Realtime Single-Shot Refinement Neural Network With Adaptive Receptive Field for 3D Object Detection From LiDAR Point Cloud

Abstract

Object detection plays an important role in autonomous driving systems. LiDAR is widely used in autonomous driving vehicles and robots as a sensor for environmental perception. Recently, the development of computational power and deep learning technology makes it possible to classify and locate objects from LiDAR point cloud in a single end-to-end learnable network. However, objects are sparsely distributed in large point cloud field, and are always been partly scanned by LiDAR, which pose a challenge for accurate and rapid object positioning and classification from the raw point cloud. In this paper, we introduce a new single-shot refinement neural network for fast and accurate 3D object detection from the raw LiDAR point cloud. Firstly, we exploit self-attention mechanism in main object detection branch to enhance object feature representation.
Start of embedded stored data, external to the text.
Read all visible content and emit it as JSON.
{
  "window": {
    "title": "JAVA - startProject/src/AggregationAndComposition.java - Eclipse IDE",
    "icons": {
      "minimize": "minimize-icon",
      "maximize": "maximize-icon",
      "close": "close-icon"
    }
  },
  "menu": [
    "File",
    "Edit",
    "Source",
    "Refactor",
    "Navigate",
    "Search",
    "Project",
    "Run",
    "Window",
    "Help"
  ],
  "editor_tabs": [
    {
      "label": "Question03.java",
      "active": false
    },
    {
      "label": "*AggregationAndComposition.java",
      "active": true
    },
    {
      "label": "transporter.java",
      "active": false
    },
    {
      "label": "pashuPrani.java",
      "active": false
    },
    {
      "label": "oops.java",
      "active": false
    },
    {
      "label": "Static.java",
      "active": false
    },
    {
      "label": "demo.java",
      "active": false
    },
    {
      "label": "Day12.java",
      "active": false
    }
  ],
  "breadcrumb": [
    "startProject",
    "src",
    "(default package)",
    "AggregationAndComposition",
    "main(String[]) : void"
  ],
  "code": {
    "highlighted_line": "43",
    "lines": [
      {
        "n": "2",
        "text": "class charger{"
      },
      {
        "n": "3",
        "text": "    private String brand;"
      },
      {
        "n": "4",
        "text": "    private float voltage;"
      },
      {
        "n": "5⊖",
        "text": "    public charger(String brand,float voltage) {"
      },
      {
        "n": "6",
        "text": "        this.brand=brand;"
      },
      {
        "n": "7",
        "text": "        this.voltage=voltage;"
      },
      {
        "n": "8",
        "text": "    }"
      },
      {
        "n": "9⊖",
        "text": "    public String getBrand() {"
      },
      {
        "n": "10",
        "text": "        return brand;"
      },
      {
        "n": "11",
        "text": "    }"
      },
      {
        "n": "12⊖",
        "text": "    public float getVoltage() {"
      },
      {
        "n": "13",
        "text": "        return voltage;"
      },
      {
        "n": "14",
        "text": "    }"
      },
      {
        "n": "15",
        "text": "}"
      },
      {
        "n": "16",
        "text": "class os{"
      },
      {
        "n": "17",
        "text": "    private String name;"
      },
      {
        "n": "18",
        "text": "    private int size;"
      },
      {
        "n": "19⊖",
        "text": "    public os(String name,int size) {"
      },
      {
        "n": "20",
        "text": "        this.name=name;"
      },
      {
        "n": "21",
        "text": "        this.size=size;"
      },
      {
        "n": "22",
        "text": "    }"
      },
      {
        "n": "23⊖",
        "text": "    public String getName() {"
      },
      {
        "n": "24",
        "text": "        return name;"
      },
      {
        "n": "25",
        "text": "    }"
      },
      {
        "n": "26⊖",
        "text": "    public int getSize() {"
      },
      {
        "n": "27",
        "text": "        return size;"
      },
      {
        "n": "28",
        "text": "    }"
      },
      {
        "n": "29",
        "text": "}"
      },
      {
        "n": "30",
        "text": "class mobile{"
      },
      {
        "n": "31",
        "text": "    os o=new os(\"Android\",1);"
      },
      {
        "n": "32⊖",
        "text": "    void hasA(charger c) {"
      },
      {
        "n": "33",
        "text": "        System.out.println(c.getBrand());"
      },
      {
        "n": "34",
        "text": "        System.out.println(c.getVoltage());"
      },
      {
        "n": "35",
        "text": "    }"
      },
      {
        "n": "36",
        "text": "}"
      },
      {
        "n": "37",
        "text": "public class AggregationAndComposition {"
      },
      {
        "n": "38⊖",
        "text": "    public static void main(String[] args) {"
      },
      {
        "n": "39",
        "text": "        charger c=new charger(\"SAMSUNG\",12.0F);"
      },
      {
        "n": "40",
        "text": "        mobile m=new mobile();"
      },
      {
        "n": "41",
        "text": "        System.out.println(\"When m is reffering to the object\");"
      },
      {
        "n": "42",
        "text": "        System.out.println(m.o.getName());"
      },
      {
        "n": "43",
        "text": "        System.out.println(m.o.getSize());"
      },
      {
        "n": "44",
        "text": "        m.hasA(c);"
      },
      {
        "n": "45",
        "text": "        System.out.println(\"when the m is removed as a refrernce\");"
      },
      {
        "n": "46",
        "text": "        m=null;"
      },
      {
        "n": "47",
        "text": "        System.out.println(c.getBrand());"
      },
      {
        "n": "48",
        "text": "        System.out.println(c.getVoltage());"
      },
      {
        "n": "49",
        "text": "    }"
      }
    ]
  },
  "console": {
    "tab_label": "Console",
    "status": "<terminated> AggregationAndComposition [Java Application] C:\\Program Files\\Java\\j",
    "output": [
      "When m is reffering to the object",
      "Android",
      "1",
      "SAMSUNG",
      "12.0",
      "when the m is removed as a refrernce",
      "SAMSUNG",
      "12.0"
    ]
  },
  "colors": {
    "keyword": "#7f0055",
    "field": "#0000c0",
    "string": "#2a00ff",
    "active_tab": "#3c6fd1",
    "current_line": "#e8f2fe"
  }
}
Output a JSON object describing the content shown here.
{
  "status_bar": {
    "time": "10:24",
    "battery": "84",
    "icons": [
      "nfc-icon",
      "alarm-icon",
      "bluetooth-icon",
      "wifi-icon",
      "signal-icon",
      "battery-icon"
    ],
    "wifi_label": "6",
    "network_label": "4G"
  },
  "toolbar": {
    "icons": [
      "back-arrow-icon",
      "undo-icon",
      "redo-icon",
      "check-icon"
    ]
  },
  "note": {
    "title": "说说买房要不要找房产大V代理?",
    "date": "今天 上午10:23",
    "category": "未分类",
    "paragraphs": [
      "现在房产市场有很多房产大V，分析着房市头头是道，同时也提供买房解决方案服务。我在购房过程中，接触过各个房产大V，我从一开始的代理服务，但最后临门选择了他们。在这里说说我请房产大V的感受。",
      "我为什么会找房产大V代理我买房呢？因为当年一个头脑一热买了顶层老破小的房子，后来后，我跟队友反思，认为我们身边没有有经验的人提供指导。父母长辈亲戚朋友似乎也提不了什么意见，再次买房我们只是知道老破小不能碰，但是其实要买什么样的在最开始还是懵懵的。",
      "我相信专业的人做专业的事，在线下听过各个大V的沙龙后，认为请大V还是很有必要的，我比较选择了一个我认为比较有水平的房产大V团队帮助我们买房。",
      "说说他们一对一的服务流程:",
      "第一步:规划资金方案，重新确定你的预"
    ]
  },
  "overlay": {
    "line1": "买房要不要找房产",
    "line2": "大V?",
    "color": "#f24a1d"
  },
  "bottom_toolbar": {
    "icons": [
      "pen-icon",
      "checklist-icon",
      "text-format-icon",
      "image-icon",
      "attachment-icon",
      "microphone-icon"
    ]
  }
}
Secondly, we apply deformable convolution for learning adaptive receptive fields to fully capture the features of rotating and partially visible objects. Thirdly, an object refinement branch is introduced to produce a finer regression of objects upon the primary estimation from the main detection branch. All proposed modules have been proven to effectively improve the accuracy of object detection. Our method is evaluated on KITTI 3D detection benchmark and achieves state-of-the-art results while maintains real-time efficiency. Furthermore, real-time test in autonomous driving vehicle demonstrates that our method is robust to 16 channels LiDAR and can meet the demands of accuracy, efficiency, and visibility of object detection in various urban scenarios.